Nadal na pewno nie wiadomo, czy będzie gotowy do gry Szymon Salski, którzy przez cały tydzień walczył z grypą. Stoper długo nie trenował, dlatego wszystko wskazuje też na to, że trener Robaszek będzie musiał znów poszukać nowych rozwiązań w obronie. W ostatnim meczu z Czarnymi Rząśnia na środku wystąpili niedoświadczeni Michał Zaleśny i Bartosz Waleńcik. W defensywie zajdzie przynajmniej jedna zmiana, bo po karze za kartki powraca Piotr Slyścio, do tej pory etatowy prawy obrońca.

Orzeł to piąty zespół w tabeli (ma sześć punktów mniej od ŁKS-u). Należy jednak pamiętać, że łodzianie otrzymali aż dziewięć punktów za walkowery. Poza tym drużyna z Nieborowa to najsilniejszy rywal, z jakim do tej pory ełkesiakom przyjdzie zagrać. Beniaminek to bowiem filia Pelikana Łowicz. W kadrze są m.in. wychowankowie łowickiego klubu: Patryk Krzeszewski, Dawid Sut, Przemysław Pomianowski, Mariusz Jędrzejewski, Łukasz Papuga (syn pani prezes Pelikana), a także Michał Brzóska... masażysta drugoligowca, Kamil Górski, członek zarządu klubu z Łowicza. Trenerem jest doskonały przed laty obrońca Zbigniew Czerbniak, też zasiadający w zarządzie Pelikana.

Największy udział w sukcesach Orła mają Sut, Krystian Siatkowski i Łukasz Wierzbicki.
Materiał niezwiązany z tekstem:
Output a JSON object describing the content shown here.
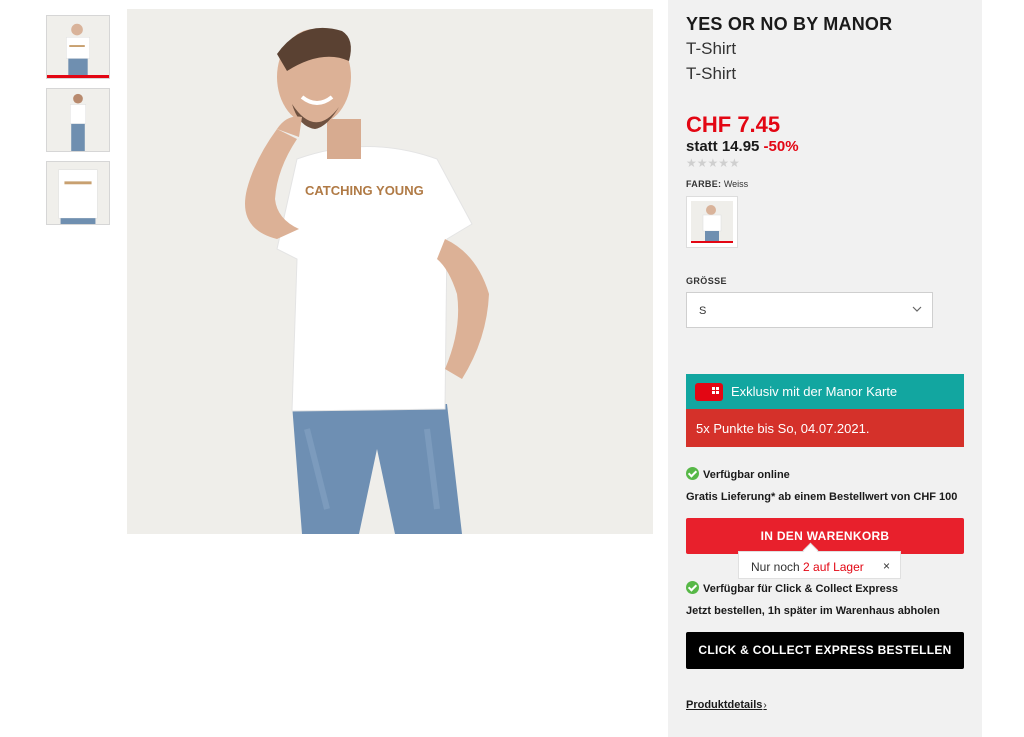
{
  "gallery": {
    "thumbnails": [
      {
        "label": "Produktbild 1",
        "active": true
      },
      {
        "label": "Produktbild 2",
        "active": false
      },
      {
        "label": "Produktbild 3",
        "active": false
      }
    ],
    "shirt_print": "CATCHING YOUNG"
  },
  "product": {
    "brand": "YES OR NO BY MANOR",
    "name_line1": "T-Shirt",
    "name_line2": "T-Shirt",
    "price": "CHF 7.45",
    "old_price_prefix": "statt 14.95",
    "discount": "-50%",
    "rating_stars": "★★★★★",
    "color_label": "FARBE:",
    "color_value": "Weiss",
    "size_label": "GRÖSSE",
    "size_value": "S"
  },
  "promo": {
    "manor_card": "Exklusiv mit der Manor Karte",
    "points": "5x Punkte bis So, 04.07.2021."
  },
  "availability": {
    "online": "Verfügbar online",
    "shipping": "Gratis Lieferung* ab einem Bestellwert von CHF 100",
    "cart_button": "IN DEN WARENKORB",
    "stock_prefix": "Nur noch",
    "stock_value": "2 auf Lager",
    "stock_close": "×",
    "click_collect": "Verfügbar für Click & Collect Express",
    "click_collect_note": "Jetzt bestellen, 1h später im Warenhaus abholen",
    "cc_button": "CLICK & COLLECT EXPRESS BESTELLEN",
    "details_link": "Produktdetails",
    "details_arrow": "›"
  },
  "colors": {
    "accent_red": "#e30613",
    "teal": "#12a6a0",
    "dark_red": "#d5312a",
    "green_check": "#57b847",
    "panel_bg": "#f1f1f1"
  }
}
Pierwszy strzelił już 15 goli, Siatkowski - 6, a Wierzbicki asystował przy 11 bramkach. Podopieczni trenera Czerbniaka z pięciu ostatnich spotkań wygrali trzy, jedno zremisowali, a przegrali tylko z Widokiem Skierniewice 2:3. To była ich druga dopiero porażka w sezonie.

Początek meczu w niedzielę o godz. 15.